On a vu tout à l'heure que les poëtes parlaient de ce tribunal en lui donnant figurément le nom de la lance, hasta, qui lui servait d'emblème. Recueillons encore quelques autres textes qui le désignent par son appellation juridique.

Dans un passage de ses Tristes, dont j'ai cité plus haut un fragment, Ovide, avant de dire qu'il avait plusieurs fois rempli la fonction de judex privatus, rappelait qu'il avait aussi prononcé comme juge sur le sort des accusés (j'indiquerai plus loin à quel titre) et sur des procès de la compétence des centumvirs, dont il faisait partie:

Nec male commissa est nobis fortuna reorum,

Lisque decem decies inspicienda viris.

(Trist., 2.)

Il reproduit ce souvenir de son passé dans l'une de ses épîtres ex Ponto, adressée à un célèbre avocat de Rome. « Si je n'étais en exil, écrivait-il, peut-être, grâce à la charge de centumvir, à laquelle j'étais habituellement appelé, eussé-je siégé au nombre des cent juges qui vous ont entendu : >>

Utque fui solitus, sedissem forsitan unus
De centum judex in tua verba viris.

(III, 5.)

On remarque que dans ce dernier extrait le poëte énonce assez nettement que le tribunal des centumvirs siégeait au nombre de cent juges, sedissem unus de centum.
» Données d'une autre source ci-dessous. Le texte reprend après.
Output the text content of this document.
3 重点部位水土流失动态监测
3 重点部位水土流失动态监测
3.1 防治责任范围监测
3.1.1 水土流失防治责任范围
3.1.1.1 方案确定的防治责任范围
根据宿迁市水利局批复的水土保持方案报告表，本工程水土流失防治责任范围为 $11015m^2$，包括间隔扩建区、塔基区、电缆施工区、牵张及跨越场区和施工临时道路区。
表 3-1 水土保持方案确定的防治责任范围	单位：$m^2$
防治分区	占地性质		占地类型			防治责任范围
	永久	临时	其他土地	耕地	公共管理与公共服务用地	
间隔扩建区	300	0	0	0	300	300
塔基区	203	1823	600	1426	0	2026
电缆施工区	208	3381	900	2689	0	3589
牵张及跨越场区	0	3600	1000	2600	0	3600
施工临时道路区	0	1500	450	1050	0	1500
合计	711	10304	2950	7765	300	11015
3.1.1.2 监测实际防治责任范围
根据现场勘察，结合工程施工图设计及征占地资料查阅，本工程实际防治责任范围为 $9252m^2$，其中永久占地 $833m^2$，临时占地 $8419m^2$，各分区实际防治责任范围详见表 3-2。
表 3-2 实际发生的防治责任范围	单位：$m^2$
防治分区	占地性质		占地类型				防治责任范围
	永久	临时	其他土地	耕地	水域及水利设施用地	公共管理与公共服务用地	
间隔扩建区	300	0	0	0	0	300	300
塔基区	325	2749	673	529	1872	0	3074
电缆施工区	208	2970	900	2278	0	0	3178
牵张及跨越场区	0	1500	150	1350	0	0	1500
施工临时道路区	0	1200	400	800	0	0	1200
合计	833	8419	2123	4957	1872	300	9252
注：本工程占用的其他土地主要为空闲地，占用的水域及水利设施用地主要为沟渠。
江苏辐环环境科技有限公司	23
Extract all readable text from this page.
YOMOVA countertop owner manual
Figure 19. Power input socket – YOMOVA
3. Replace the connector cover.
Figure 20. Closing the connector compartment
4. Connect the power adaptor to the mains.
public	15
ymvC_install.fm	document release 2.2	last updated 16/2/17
Un texte tiré du Carmen ad Pisonem peut être interprété dans le même sens; on y lit que la lance des décemvirs appelait en justice les plaideurs tremblants, et ordonnait d'assurer le jugement. des causes par le concours de cent juges :

Seu trepidos ad jura decem citat hasta virorum,

Et firmare jubet centeno judice caussas.

Mais il s'agit là peut-être, comme dans cet autre fragment de Martial,

Dum centum studet auribus virorum,

(X, 19.)

d'un quadruplex judicium, ou tout au moins d'une assemblée de deux des sections du tribunal des centumvirs (1).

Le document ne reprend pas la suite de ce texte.